As the roots of the quadratic equation are equal, b^2 - 4ac = 0

=> (-2k)^2 - 4*( 5k - 4) = 0

=> 4k^2 - 20k + 16 = 0

=> k^2 - 5k + 4 = 0

=> k^2 - 4k - k + 4 = 0

=> k(k - 4) - 1(k - 4) = 0

=> (k-1)(k-4) = 0

=> k = 1 and k = 4

Therefore the values of k are 1 and 4.

giorgiana1976 | College Teacher | (Level 3) Valedictorian

Posted on

We'll multiply both sides by 2x - 5.

k(2x - 5) = (x^2 - 4)(2x - 5)/ (2x - 5)

We'll simplify and we'll get:

k(2x - 5) = (x^2 - 4)

We'll remove the brackets:

2kx - 5k = x^2 - 4

We'll move all terms to one side:

x^2 - 4 - 2kx + 5k = 0

We'll combine like terms:

x^2 - 2kx + 5k - 4 = 0

For the roots of the quadratic to be equal, the discriminant delta has to be zero.

delta = b^2 - 4ac

a,b,c are the coefficients of the quadratic.

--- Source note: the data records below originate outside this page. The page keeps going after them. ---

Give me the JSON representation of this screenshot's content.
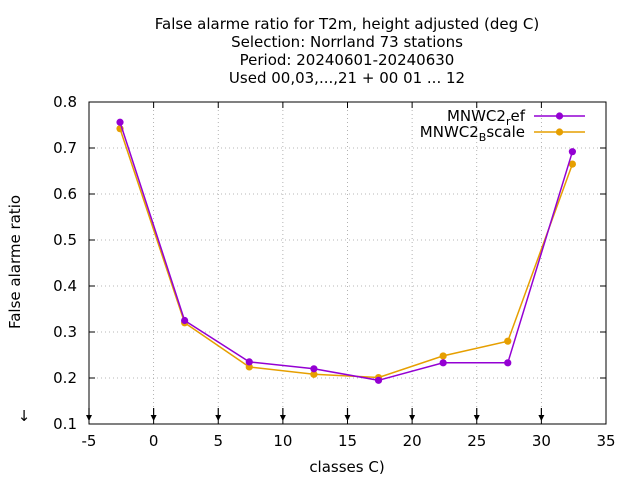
{
  "chart_data": {
    "type": "line",
    "title_lines": [
      "False alarme ratio  for T2m, height adjusted (deg C)",
      "Selection: Norrland     73 stations",
      "Period: 20240601-20240630",
      "Used 00,03,...,21 + 00 01 ... 12"
    ],
    "xlabel": "classes C)",
    "ylabel": "False alarme ratio",
    "xlim": [
      -5,
      35
    ],
    "ylim": [
      0.1,
      0.8
    ],
    "xticks": [
      -5,
      0,
      5,
      10,
      15,
      20,
      25,
      30,
      35
    ],
    "yticks": [
      0.1,
      0.2,
      0.3,
      0.4,
      0.5,
      0.6,
      0.7,
      0.8
    ],
    "ytick_labels": [
      "0.1",
      "0.2",
      "0.3",
      "0.4",
      "0.5",
      "0.6",
      "0.7",
      "0.8"
    ],
    "grid": true,
    "legend_position": "top-right",
    "series": [
      {
        "name": "MNWC2_ref",
        "legend_main": "MNWC2",
        "legend_sub": "r",
        "legend_rest": "ef",
        "color": "#9400d3",
        "x": [
          -2.6,
          2.4,
          7.4,
          12.4,
          17.4,
          22.4,
          27.4,
          32.4
        ],
        "y": [
          0.756,
          0.325,
          0.235,
          0.22,
          0.195,
          0.233,
          0.233,
          0.692
        ]
      },
      {
        "name": "MNWC2_Bscale",
        "legend_main": "MNWC2",
        "legend_sub": "B",
        "legend_rest": "scale",
        "color": "#e69f00",
        "x": [
          -2.6,
          2.4,
          7.4,
          12.4,
          17.4,
          22.4,
          27.4,
          32.4
        ],
        "y": [
          0.742,
          0.32,
          0.224,
          0.208,
          0.201,
          0.248,
          0.28,
          0.665
        ]
      }
    ],
    "axis_markers_x": [
      -5,
      0,
      5,
      10,
      15,
      20,
      25,
      30
    ],
    "marker_arrow": "↓"
  }
}
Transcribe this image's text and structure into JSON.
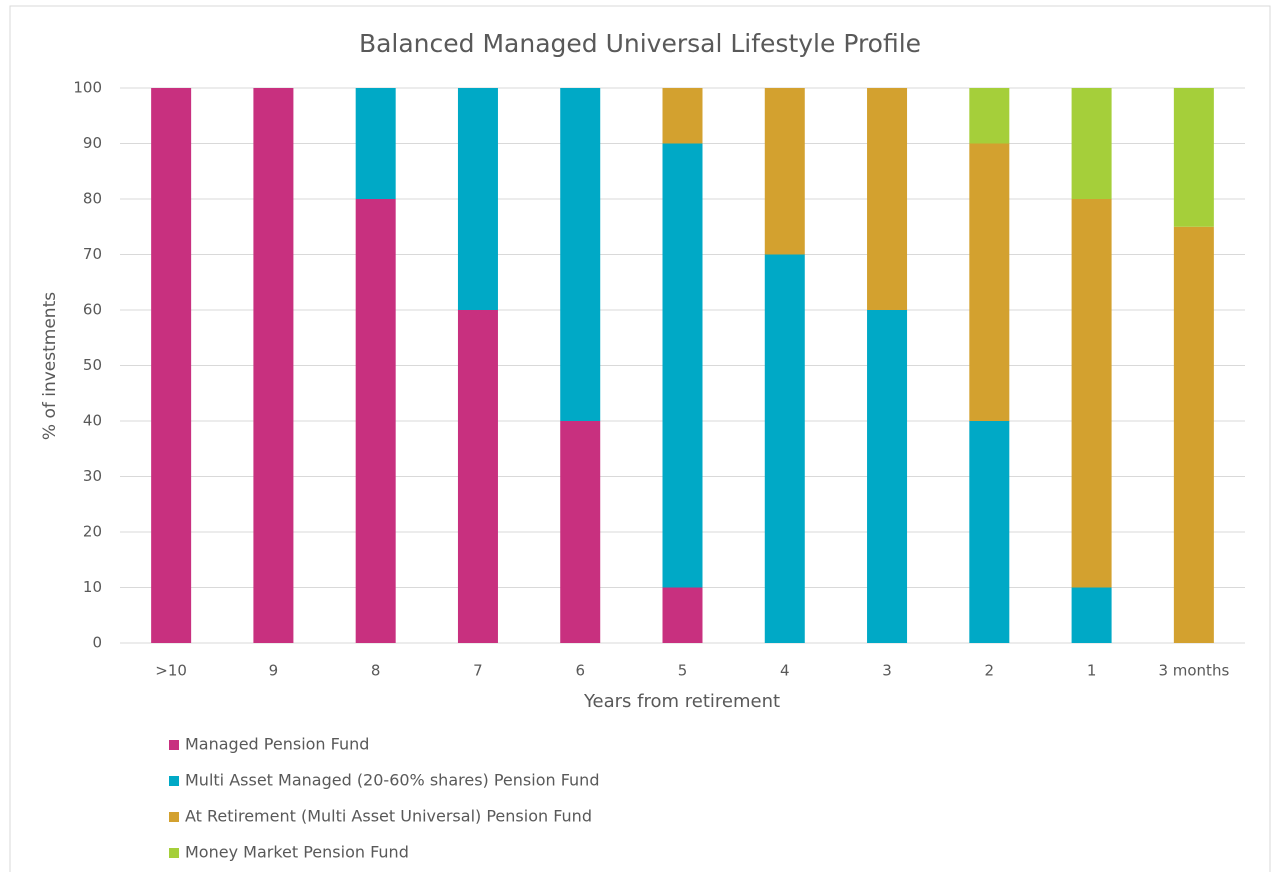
{
  "chart_data": {
    "type": "bar",
    "stacked": true,
    "title": "Balanced Managed Universal Lifestyle Profile",
    "x_label": "Years from retirement",
    "y_label": "% of investments",
    "categories": [
      ">10",
      "9",
      "8",
      "7",
      "6",
      "5",
      "4",
      "3",
      "2",
      "1",
      "3 months"
    ],
    "series": [
      {
        "name": "Managed Pension Fund",
        "color": "#c8307f",
        "values": [
          100,
          100,
          80,
          60,
          40,
          10,
          0,
          0,
          0,
          0,
          0
        ]
      },
      {
        "name": "Multi Asset Managed (20-60% shares) Pension Fund",
        "color": "#00a9c6",
        "values": [
          0,
          0,
          20,
          40,
          60,
          80,
          70,
          60,
          40,
          10,
          0
        ]
      },
      {
        "name": "At Retirement (Multi Asset Universal) Pension Fund",
        "color": "#d3a12f",
        "values": [
          0,
          0,
          0,
          0,
          0,
          10,
          30,
          40,
          50,
          70,
          75
        ]
      },
      {
        "name": "Money Market Pension Fund",
        "color": "#a5cf3a",
        "values": [
          0,
          0,
          0,
          0,
          0,
          0,
          0,
          0,
          10,
          20,
          25
        ]
      }
    ],
    "ylim": [
      0,
      100
    ],
    "yticks": [
      0,
      10,
      20,
      30,
      40,
      50,
      60,
      70,
      80,
      90,
      100
    ],
    "grid": true,
    "legend": "bottom-left"
  }
}
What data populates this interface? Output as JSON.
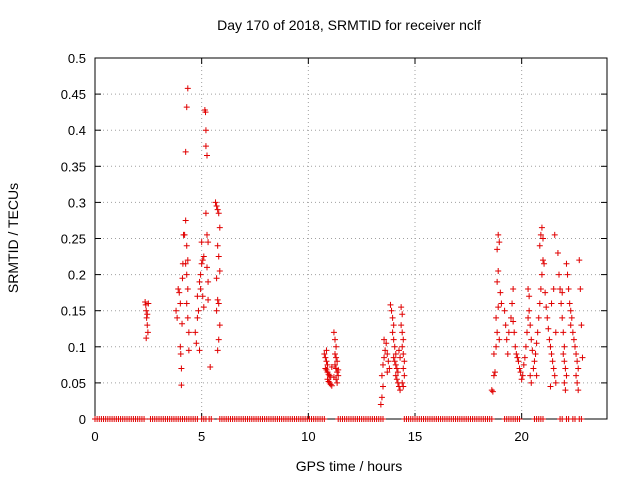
{
  "chart_data": {
    "type": "scatter",
    "title": "Day 170 of 2018, SRMTID for receiver nclf",
    "xlabel": "GPS time / hours",
    "ylabel": "SRMTID / TECUs",
    "xlim": [
      0,
      24
    ],
    "ylim": [
      0,
      0.5
    ],
    "xticks": [
      0,
      5,
      10,
      15,
      20
    ],
    "xtick_labels": [
      "0",
      "5",
      "10",
      "15",
      "20"
    ],
    "yticks": [
      0,
      0.05,
      0.1,
      0.15,
      0.2,
      0.25,
      0.3,
      0.35,
      0.4,
      0.45,
      0.5
    ],
    "ytick_labels": [
      "0",
      "0.05",
      "0.1",
      "0.15",
      "0.2",
      "0.25",
      "0.3",
      "0.35",
      "0.4",
      "0.45",
      "0.5"
    ],
    "grid": true,
    "legend": "none",
    "marker": "plus",
    "color": "#e00000",
    "series": [
      {
        "name": "SRMTID",
        "points": [
          [
            2.35,
            0.162
          ],
          [
            2.38,
            0.158
          ],
          [
            2.4,
            0.15
          ],
          [
            2.42,
            0.14
          ],
          [
            2.45,
            0.13
          ],
          [
            2.48,
            0.12
          ],
          [
            2.4,
            0.112
          ],
          [
            2.45,
            0.145
          ],
          [
            2.5,
            0.16
          ],
          [
            3.8,
            0.15
          ],
          [
            3.85,
            0.14
          ],
          [
            3.9,
            0.18
          ],
          [
            3.95,
            0.175
          ],
          [
            4.0,
            0.16
          ],
          [
            4.0,
            0.1
          ],
          [
            4.02,
            0.09
          ],
          [
            4.05,
            0.07
          ],
          [
            4.05,
            0.047
          ],
          [
            4.08,
            0.132
          ],
          [
            4.1,
            0.195
          ],
          [
            4.12,
            0.215
          ],
          [
            4.15,
            0.255
          ],
          [
            4.25,
            0.275
          ],
          [
            4.3,
            0.24
          ],
          [
            4.35,
            0.22
          ],
          [
            4.3,
            0.2
          ],
          [
            4.35,
            0.18
          ],
          [
            4.3,
            0.16
          ],
          [
            4.35,
            0.14
          ],
          [
            4.4,
            0.12
          ],
          [
            4.4,
            0.095
          ],
          [
            4.25,
            0.37
          ],
          [
            4.3,
            0.432
          ],
          [
            4.35,
            0.458
          ],
          [
            4.2,
            0.255
          ],
          [
            4.25,
            0.215
          ],
          [
            4.7,
            0.12
          ],
          [
            4.75,
            0.105
          ],
          [
            4.8,
            0.14
          ],
          [
            4.85,
            0.15
          ],
          [
            4.8,
            0.17
          ],
          [
            4.9,
            0.19
          ],
          [
            4.95,
            0.2
          ],
          [
            5.0,
            0.215
          ],
          [
            5.05,
            0.22
          ],
          [
            5.1,
            0.225
          ],
          [
            5.0,
            0.245
          ],
          [
            4.95,
            0.18
          ],
          [
            5.05,
            0.17
          ],
          [
            5.1,
            0.155
          ],
          [
            4.9,
            0.095
          ],
          [
            5.15,
            0.428
          ],
          [
            5.18,
            0.425
          ],
          [
            5.2,
            0.4
          ],
          [
            5.2,
            0.378
          ],
          [
            5.25,
            0.365
          ],
          [
            5.2,
            0.285
          ],
          [
            5.25,
            0.255
          ],
          [
            5.3,
            0.245
          ],
          [
            5.25,
            0.21
          ],
          [
            5.3,
            0.19
          ],
          [
            5.3,
            0.165
          ],
          [
            5.4,
            0.072
          ],
          [
            5.65,
            0.3
          ],
          [
            5.7,
            0.295
          ],
          [
            5.75,
            0.29
          ],
          [
            5.8,
            0.285
          ],
          [
            5.85,
            0.265
          ],
          [
            5.75,
            0.24
          ],
          [
            5.8,
            0.225
          ],
          [
            5.7,
            0.195
          ],
          [
            5.75,
            0.165
          ],
          [
            5.8,
            0.16
          ],
          [
            5.85,
            0.13
          ],
          [
            5.8,
            0.11
          ],
          [
            5.75,
            0.095
          ],
          [
            5.85,
            0.205
          ],
          [
            5.7,
            0.15
          ],
          [
            10.75,
            0.09
          ],
          [
            10.8,
            0.085
          ],
          [
            10.85,
            0.08
          ],
          [
            10.9,
            0.075
          ],
          [
            10.8,
            0.07
          ],
          [
            10.85,
            0.068
          ],
          [
            10.9,
            0.065
          ],
          [
            10.95,
            0.062
          ],
          [
            11.0,
            0.06
          ],
          [
            11.05,
            0.058
          ],
          [
            10.9,
            0.055
          ],
          [
            10.95,
            0.052
          ],
          [
            11.0,
            0.05
          ],
          [
            11.05,
            0.048
          ],
          [
            11.1,
            0.046
          ],
          [
            10.85,
            0.095
          ],
          [
            11.1,
            0.072
          ],
          [
            11.2,
            0.12
          ],
          [
            11.25,
            0.11
          ],
          [
            11.3,
            0.1
          ],
          [
            11.25,
            0.09
          ],
          [
            11.3,
            0.085
          ],
          [
            11.35,
            0.08
          ],
          [
            11.25,
            0.075
          ],
          [
            11.3,
            0.07
          ],
          [
            11.35,
            0.065
          ],
          [
            11.4,
            0.06
          ],
          [
            11.3,
            0.055
          ],
          [
            11.35,
            0.05
          ],
          [
            11.4,
            0.068
          ],
          [
            11.2,
            0.058
          ],
          [
            13.4,
            0.02
          ],
          [
            13.45,
            0.03
          ],
          [
            13.5,
            0.045
          ],
          [
            13.45,
            0.06
          ],
          [
            13.5,
            0.075
          ],
          [
            13.55,
            0.085
          ],
          [
            13.6,
            0.095
          ],
          [
            13.55,
            0.11
          ],
          [
            13.65,
            0.105
          ],
          [
            13.7,
            0.09
          ],
          [
            13.75,
            0.08
          ],
          [
            13.8,
            0.07
          ],
          [
            13.7,
            0.065
          ],
          [
            13.85,
            0.158
          ],
          [
            13.9,
            0.15
          ],
          [
            13.95,
            0.14
          ],
          [
            14.0,
            0.13
          ],
          [
            13.95,
            0.12
          ],
          [
            14.0,
            0.11
          ],
          [
            14.05,
            0.1
          ],
          [
            14.1,
            0.09
          ],
          [
            14.0,
            0.085
          ],
          [
            14.05,
            0.08
          ],
          [
            14.1,
            0.075
          ],
          [
            14.15,
            0.07
          ],
          [
            14.2,
            0.065
          ],
          [
            14.1,
            0.06
          ],
          [
            14.15,
            0.055
          ],
          [
            14.2,
            0.05
          ],
          [
            14.25,
            0.045
          ],
          [
            14.3,
            0.04
          ],
          [
            14.35,
            0.155
          ],
          [
            14.4,
            0.145
          ],
          [
            14.35,
            0.13
          ],
          [
            14.4,
            0.12
          ],
          [
            14.45,
            0.11
          ],
          [
            14.4,
            0.1
          ],
          [
            14.45,
            0.09
          ],
          [
            14.5,
            0.08
          ],
          [
            14.45,
            0.07
          ],
          [
            14.5,
            0.06
          ],
          [
            14.4,
            0.05
          ],
          [
            14.45,
            0.045
          ],
          [
            14.3,
            0.085
          ],
          [
            14.25,
            0.095
          ],
          [
            18.6,
            0.04
          ],
          [
            18.65,
            0.038
          ],
          [
            18.7,
            0.06
          ],
          [
            18.75,
            0.065
          ],
          [
            18.7,
            0.09
          ],
          [
            18.8,
            0.1
          ],
          [
            18.85,
            0.12
          ],
          [
            18.8,
            0.14
          ],
          [
            18.9,
            0.155
          ],
          [
            18.85,
            0.19
          ],
          [
            18.9,
            0.205
          ],
          [
            18.85,
            0.235
          ],
          [
            18.9,
            0.255
          ],
          [
            18.95,
            0.245
          ],
          [
            19.0,
            0.175
          ],
          [
            19.05,
            0.16
          ],
          [
            18.95,
            0.11
          ],
          [
            19.2,
            0.15
          ],
          [
            19.25,
            0.13
          ],
          [
            19.3,
            0.11
          ],
          [
            19.35,
            0.09
          ],
          [
            19.4,
            0.12
          ],
          [
            19.5,
            0.14
          ],
          [
            19.55,
            0.16
          ],
          [
            19.6,
            0.135
          ],
          [
            19.65,
            0.12
          ],
          [
            19.7,
            0.1
          ],
          [
            19.75,
            0.09
          ],
          [
            19.8,
            0.085
          ],
          [
            19.85,
            0.08
          ],
          [
            19.9,
            0.07
          ],
          [
            19.95,
            0.065
          ],
          [
            19.6,
            0.18
          ],
          [
            20.0,
            0.055
          ],
          [
            20.05,
            0.06
          ],
          [
            20.1,
            0.075
          ],
          [
            20.15,
            0.085
          ],
          [
            20.2,
            0.1
          ],
          [
            20.25,
            0.12
          ],
          [
            20.3,
            0.14
          ],
          [
            20.35,
            0.15
          ],
          [
            20.4,
            0.13
          ],
          [
            20.45,
            0.11
          ],
          [
            20.5,
            0.095
          ],
          [
            20.3,
            0.18
          ],
          [
            20.35,
            0.17
          ],
          [
            20.4,
            0.06
          ],
          [
            20.45,
            0.05
          ],
          [
            20.55,
            0.07
          ],
          [
            20.6,
            0.08
          ],
          [
            20.65,
            0.09
          ],
          [
            20.7,
            0.105
          ],
          [
            20.75,
            0.12
          ],
          [
            20.8,
            0.14
          ],
          [
            20.85,
            0.16
          ],
          [
            20.9,
            0.18
          ],
          [
            20.95,
            0.2
          ],
          [
            21.0,
            0.22
          ],
          [
            20.85,
            0.24
          ],
          [
            20.9,
            0.255
          ],
          [
            20.95,
            0.265
          ],
          [
            21.0,
            0.25
          ],
          [
            21.05,
            0.215
          ],
          [
            21.1,
            0.175
          ],
          [
            20.7,
            0.06
          ],
          [
            21.15,
            0.155
          ],
          [
            21.2,
            0.14
          ],
          [
            21.25,
            0.125
          ],
          [
            21.3,
            0.11
          ],
          [
            21.35,
            0.1
          ],
          [
            21.4,
            0.09
          ],
          [
            21.45,
            0.08
          ],
          [
            21.5,
            0.07
          ],
          [
            21.55,
            0.06
          ],
          [
            21.6,
            0.05
          ],
          [
            21.4,
            0.16
          ],
          [
            21.5,
            0.18
          ],
          [
            21.55,
            0.255
          ],
          [
            21.6,
            0.12
          ],
          [
            21.35,
            0.045
          ],
          [
            21.7,
            0.23
          ],
          [
            21.75,
            0.2
          ],
          [
            21.8,
            0.18
          ],
          [
            21.85,
            0.16
          ],
          [
            21.9,
            0.14
          ],
          [
            21.95,
            0.12
          ],
          [
            22.0,
            0.1
          ],
          [
            21.95,
            0.09
          ],
          [
            22.0,
            0.08
          ],
          [
            22.05,
            0.07
          ],
          [
            22.1,
            0.06
          ],
          [
            22.0,
            0.05
          ],
          [
            22.05,
            0.04
          ],
          [
            21.9,
            0.175
          ],
          [
            22.1,
            0.215
          ],
          [
            22.15,
            0.2
          ],
          [
            22.2,
            0.18
          ],
          [
            22.25,
            0.16
          ],
          [
            22.3,
            0.15
          ],
          [
            22.35,
            0.14
          ],
          [
            22.3,
            0.13
          ],
          [
            22.4,
            0.12
          ],
          [
            22.45,
            0.11
          ],
          [
            22.5,
            0.1
          ],
          [
            22.55,
            0.09
          ],
          [
            22.6,
            0.08
          ],
          [
            22.65,
            0.07
          ],
          [
            22.55,
            0.06
          ],
          [
            22.6,
            0.05
          ],
          [
            22.65,
            0.04
          ],
          [
            22.7,
            0.22
          ],
          [
            22.75,
            0.18
          ],
          [
            22.8,
            0.13
          ],
          [
            22.85,
            0.085
          ]
        ],
        "zero_runs": [
          [
            0.0,
            2.3
          ],
          [
            2.6,
            4.6
          ],
          [
            4.7,
            4.85
          ],
          [
            5.0,
            5.2
          ],
          [
            5.35,
            5.5
          ],
          [
            5.85,
            10.8
          ],
          [
            11.4,
            13.5
          ],
          [
            14.5,
            18.6
          ],
          [
            19.2,
            19.9
          ],
          [
            20.6,
            21.0
          ],
          [
            21.8,
            21.9
          ],
          [
            22.1,
            22.2
          ],
          [
            22.4,
            22.5
          ],
          [
            22.7,
            22.8
          ]
        ],
        "zero_spacing": 0.1
      }
    ]
  }
}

delta = (-2k)^2 - 4(5k - 4)

delta = 4k^2 - 20k + 16

4k^2 - 20k + 16 = 0

We'll divide by 4:

k^2 - 5k + 4 = 0

k1 = [5 + sqrt(25 - 16)]/2

k1 = (5+3)/2

k1 = 4

k2 = (5-3)/2

k2 = 1

The values of k, for the equation to have equal roots, are: {1 ; 4}.